Re: Why std::string is used for the file paths?



Roman Yazmin wrote:

    Gtkmm doesn't have its own "string" class. It has a special class
for UTF-8 encoded strings. That's what Glib::ustring is.

And all library use this special class for UTF-8 encoded strings. And must be used for file paths also. If not, please show me the benefits of using std::string for file paths instead of ustring.
I think you are looking at this from the wrong side, so as to speak.

As far as I understand, Glib::ustring is not intended as a "separate" string class. It may be implemented somewhat separately for some obscure technical reason, but you should view it as a specialisation of std::string with additional support for UTF-8 encoding and variable length characters.

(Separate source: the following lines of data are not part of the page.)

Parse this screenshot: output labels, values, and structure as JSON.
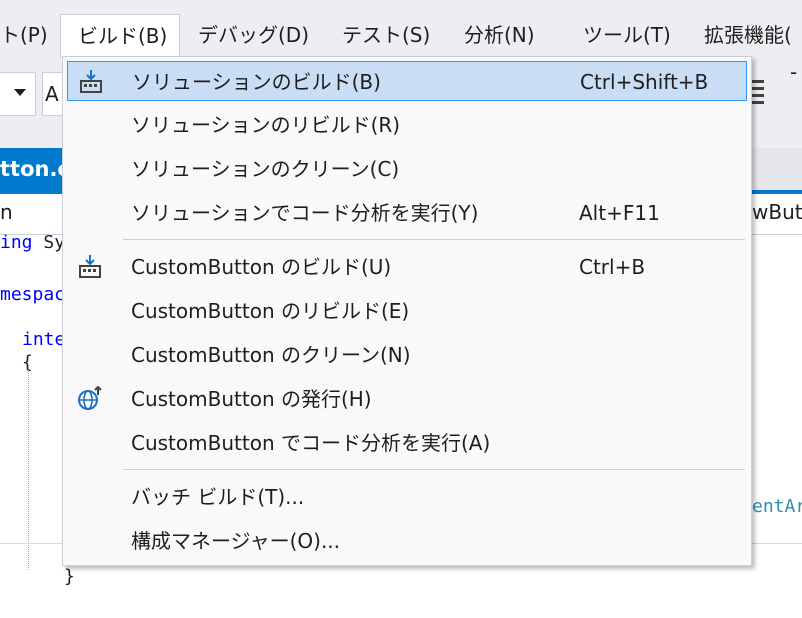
{
  "menubar": {
    "items": [
      "ト(P)",
      "ビルド(B)",
      "デバッグ(D)",
      "テスト(S)",
      "分析(N)",
      "ツール(T)",
      "拡張機能("
    ]
  },
  "toolbar": {
    "combo2_text": "A",
    "dash": "-"
  },
  "doc_tab": {
    "label": "tton.c"
  },
  "navbar": {
    "left_text": "n",
    "right_text": "wBut"
  },
  "code": {
    "line_using_kw": "ing",
    "line_using_rest": " Sy",
    "line_namespace": "mespac",
    "line_interface": "inte",
    "brace_open": "{",
    "teal_fragment": "entAr",
    "brace_close": "}"
  },
  "build_menu": {
    "items": [
      {
        "label": "ソリューションのビルド(B)",
        "shortcut": "Ctrl+Shift+B",
        "icon": "build-icon"
      },
      {
        "label": "ソリューションのリビルド(R)",
        "shortcut": ""
      },
      {
        "label": "ソリューションのクリーン(C)",
        "shortcut": ""
      },
      {
        "label": "ソリューションでコード分析を実行(Y)",
        "shortcut": "Alt+F11"
      },
      {
        "label": "CustomButton のビルド(U)",
        "shortcut": "Ctrl+B",
        "icon": "build-icon"
      },
      {
        "label": "CustomButton のリビルド(E)",
        "shortcut": ""
      },
      {
        "label": "CustomButton のクリーン(N)",
        "shortcut": ""
      },
      {
        "label": "CustomButton の発行(H)",
        "shortcut": "",
        "icon": "globe-publish-icon"
      },
      {
        "label": "CustomButton でコード分析を実行(A)",
        "shortcut": ""
      },
      {
        "label": "バッチ ビルド(T)...",
        "shortcut": ""
      },
      {
        "label": "構成マネージャー(O)...",
        "shortcut": ""
      }
    ]
  },
  "colors": {
    "accent": "#007acc",
    "highlight_bg": "#c9def5",
    "highlight_border": "#3399ff",
    "icon_blue": "#1e6fc4"
  }
}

So, generally std::string is used all over the place. In some places, a specialised class with support for a special case of a string, i.e. an UTF-8 encoded text, is needed. This is where Glib::ustring is used. But Glib::ustring "is a" std::string, at least conceptually. Other places, strings are just general character sequences, so the generic string class is used directly. std::string, that is.

Also using the current Glib::ustring implementation for the more general strings may work from a technical perspective, but it would break with the normal rules for object orientation, and Glib::ustring *might* also be implemented in such a way that non-UTF-8 strings would simply be rejected.